I glanced at the numbers clicking away the miles, rhythmically measuring off the coveted roll over. I envisioned the possibilities: fireworks, though it’d be daytime, a serendipitous cavalcade of singers and dancers ala Doris Day:
or at least the significant Beethoven four beat–da da da dum. None of these happen as I turn into my driveway. I am three miles shy of my goal. My anticipated day of Shazzam will not be happening today.
A bit dramatic, I know, but ever I was a little kid I held great significance in the reckoning of the great roll over. It only happens once in the lifetime, at least I have only witnessed it once. And it happened today. And I almost missed it. This is way the MEPA, the Most Excellent Personal Assistant, is valued beyond belief. He noticed the momentous occasion on the way to obtain yogurt and fresh bananas:
“Look, Hon–it turns over in one mile.”
“What?! Ack, I almost missed it.”
Fumbling for my iPhone I quickly recorded the event. Blurry, yes; however, it is recorded for always and forever.
What about you? Have you owned a car long enough to record the reckoning of the rollover?
My parents traded out cars regularly every five or so years (part of the old American dream, you know), so I never actually witnessed the event, although my kidmagination just assumed something significant happened at 100,000 miles–a second chance perhaps? All fibs erased? A sharper remembrance for the eights of the multiplication table? Something. I knew something had to happen.
Of course something had happened: I have saved $20,000 because I replaced the timing belt instead of buying a new Honda.
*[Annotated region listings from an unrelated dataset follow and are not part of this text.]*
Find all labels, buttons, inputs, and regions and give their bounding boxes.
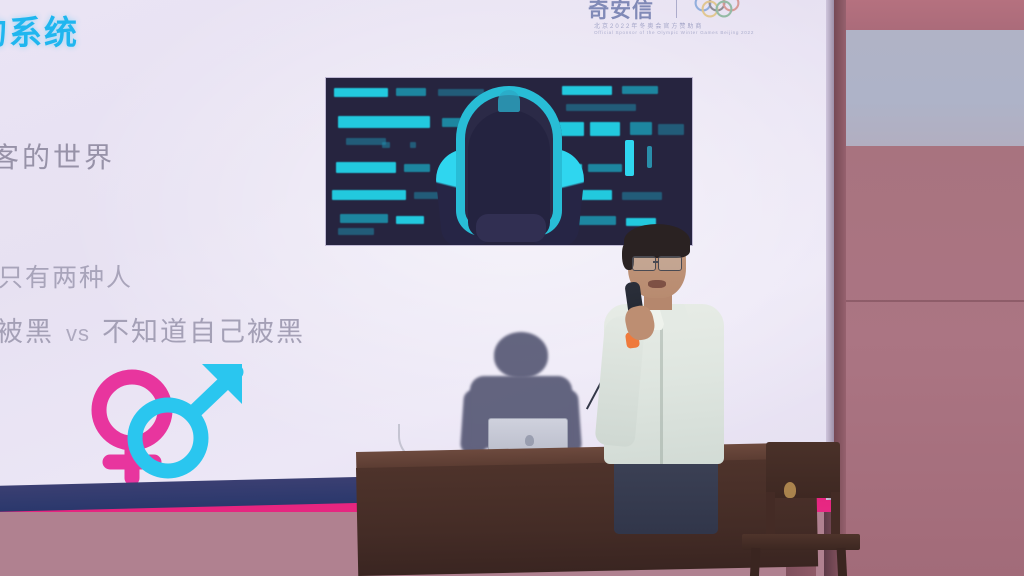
hacker-hands	[476, 214, 546, 242]
laptop-logo	[525, 435, 534, 446]
hacker-figure	[434, 86, 584, 245]
chair-highlight	[784, 482, 796, 498]
chair-leg-left	[749, 548, 761, 576]
male-symbol-icon	[124, 356, 254, 482]
hooded-hacker-image	[326, 78, 692, 245]
slide-subtitle: 黑客的世界	[0, 136, 115, 176]
slide-body-right-clause: 不知道自己被黑	[102, 317, 305, 347]
presenter-trousers	[614, 456, 718, 534]
chair-post-right	[831, 492, 840, 538]
cyan-accent-bar	[625, 140, 634, 176]
chair-leg-right	[837, 548, 849, 576]
presentation-photo: 安全的系统 黑客的世界 界上只有两种人 自己被黑vs不知道自己被黑 奇安信 北京…	[0, 0, 1024, 576]
logo-divider	[676, 0, 677, 18]
hacker-hood-peak	[498, 90, 520, 112]
chair-post-left	[766, 492, 775, 538]
slide-vs-separator: vs	[54, 321, 102, 346]
cyan-accent-bar-small	[647, 146, 652, 168]
slide-title: 安全的系统	[0, 6, 79, 54]
glasses-lens-left	[632, 256, 656, 271]
wall-seam-line	[834, 300, 1024, 302]
screen-right-edge	[826, 0, 834, 500]
gender-symbols-graphic	[62, 352, 262, 486]
slide-body-left-clause: 自己被黑	[0, 317, 54, 347]
slide-body-line-1: 界上只有两种人	[0, 258, 133, 294]
olympic-rings-icon	[692, 0, 766, 18]
glasses-bridge	[653, 261, 659, 263]
sponsor-logo: 奇安信 北京2022年冬奥会官方赞助商 Official Sponsor of …	[588, 0, 798, 46]
wall-upper-band	[830, 0, 1024, 30]
presenter	[604, 228, 732, 528]
presenter-mouth	[648, 280, 666, 288]
wall-main-surface	[834, 146, 1024, 576]
sponsor-tagline-en: Official Sponsor of the Olympic Winter G…	[594, 30, 754, 35]
glasses-lens-right	[658, 256, 682, 271]
slide-body-line-2: 自己被黑vs不知道自己被黑	[0, 310, 305, 349]
shadow-head	[494, 332, 548, 378]
sponsor-tagline-cn: 北京2022年冬奥会官方赞助商	[594, 21, 703, 30]
shirt-placket	[660, 326, 663, 464]
chair-backrest	[766, 442, 840, 498]
wall-light-panel	[846, 30, 1024, 148]
wooden-chair	[742, 442, 860, 576]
I can’t wait for the next ($)100,000 miles and what it will have in store.
This set of 100,000 has seen the progeny through driver’s ed and high school graduation, trips to visit the grandkiddo, jaunts to do book research, vacation wanderings, Sunday drive escapes, and has ushered us into glad tidings of empty nestering. New car? No, not yet. This one still has a few more memories to accumulate.
We put less than 7,000 miles on our car, annually. It used to be less than 5,000, but we’ve been taking more road trips to Tahoe recently. We’ve owned it for 7 years, so we’ve got some time before it happens. I’ve never seen it happen before, so it could be a memorable experience. 😀 Most likely just as our son heads off to college. I don’t want to think about it. Sigh.
My car is a 2005 and if we didn’t take the periodic seven hour journey to visit the son and/or daughter I would have very few miles to boast of since life in a smalltown means everything is practically within walking distance.
I am on the verge of my second rollover. My 2007 Kia is about two or three months away from 200,000 miles.
Lordy, do I hate my looooong commute.
Whoah–you must have a long commute. I take it no fireworks or Doris Day dancing came with your rollover either.
No, but I did hum the song “16 Tons.”